Une personne prend la température d'un enfant malade à l'aide d'un thermomètre buccal.

Les infections respiratoires sont maintenant tout aussi présentes qu'avant la pandémie. (archives)

Photo : iStock

Pratiquement absents depuis le début de la pandémie, les virus respiratoires comme l’influenza et le virus respiratoire syncytial (VRS) font leur réapparition cette année. Dans certains cas, particulièrement chez les jeunes enfants, les symptômes risquent d’être plus sévères selon des médecins.

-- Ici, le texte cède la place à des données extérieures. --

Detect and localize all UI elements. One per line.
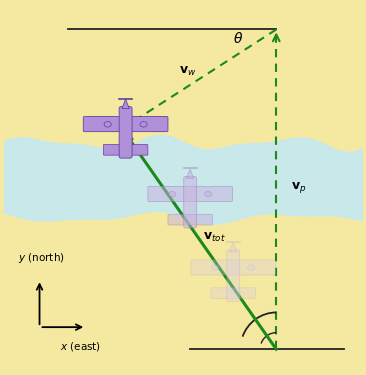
Ellipse shape — [247, 265, 255, 270]
Text: $\mathbf{v}_{tot}$: $\mathbf{v}_{tot}$ — [203, 231, 225, 244]
FancyBboxPatch shape — [184, 177, 197, 228]
Ellipse shape — [169, 191, 176, 197]
Text: $x$ (east): $x$ (east) — [60, 340, 101, 353]
FancyBboxPatch shape — [148, 186, 232, 201]
FancyBboxPatch shape — [191, 260, 276, 275]
Ellipse shape — [104, 122, 111, 127]
Text: $y$ (north): $y$ (north) — [18, 251, 65, 265]
FancyBboxPatch shape — [168, 214, 212, 225]
FancyBboxPatch shape — [103, 144, 148, 155]
FancyBboxPatch shape — [83, 117, 168, 132]
Text: $\mathbf{v}_w$: $\mathbf{v}_w$ — [179, 65, 197, 78]
Ellipse shape — [205, 191, 212, 197]
FancyBboxPatch shape — [211, 288, 255, 298]
Polygon shape — [229, 243, 237, 252]
Text: $\theta$: $\theta$ — [234, 31, 244, 46]
FancyBboxPatch shape — [119, 106, 132, 158]
Polygon shape — [187, 169, 194, 178]
Ellipse shape — [212, 265, 219, 270]
Text: $\mathbf{v}_p$: $\mathbf{v}_p$ — [291, 180, 306, 195]
FancyBboxPatch shape — [227, 250, 240, 302]
Polygon shape — [122, 99, 129, 108]
Ellipse shape — [140, 122, 147, 127]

Moins remplie à l’automne 2020, l’urgence du CHU Sainte-Justine n’a certainement plus la même allure cette année. Il y a beaucoup de changements depuis l’année dernière. Il y avait beaucoup moins de virus présents dans la communauté pédiatrique, explique le chef du service d’urgence du centre hospitalier pour enfants, Dr Antonio D’Angelo.

Le pédiatre urgentologue a récemment remarqué une recrudescence des hospitalisations liées à des virus respiratoires et de la gastro-entérite, pratiquement absentes l’an dernier. Le déconfinement et le retour des enfants à l’école et à la garderie expliquent en grande partie ce retour selon le médecin, qui croit toutefois que l’important taux de natalité de la dernière année peut aussi jouer un rôle important.

Il y a donc beaucoup plus de jeunes enfants et leurs petits frères, petites soeurs, qui sont maintenant exposés par les virus. Ce sont de nouveaux arrivants dans les garderies, et donc ils emmènent à la maison des virus qu’ils ont attrapés à la garderie, ajoute-t-il.

Des symptômes plus sévères

Cette recrudescence semble s’accompagner de symptômes plus importants, particulièrement chez les jeunes enfants, remarque le Dr D'Angelo.

Et même si l’influenza n’a pas encore fait son apparition cet automne, l’infectiologue du CHU de Québec Dr Guy Boivin s’attend aussi à ce que la grippe vienne avec de plus graves symptômes dans les prochains mois, autant chez les enfants que les adultes. Nos anticorps qu'on avait, ils ont baissé depuis le temps qu'on a vu une dernière souche d'influenza, donc ça pourrait être plus sévère, explique-t-il.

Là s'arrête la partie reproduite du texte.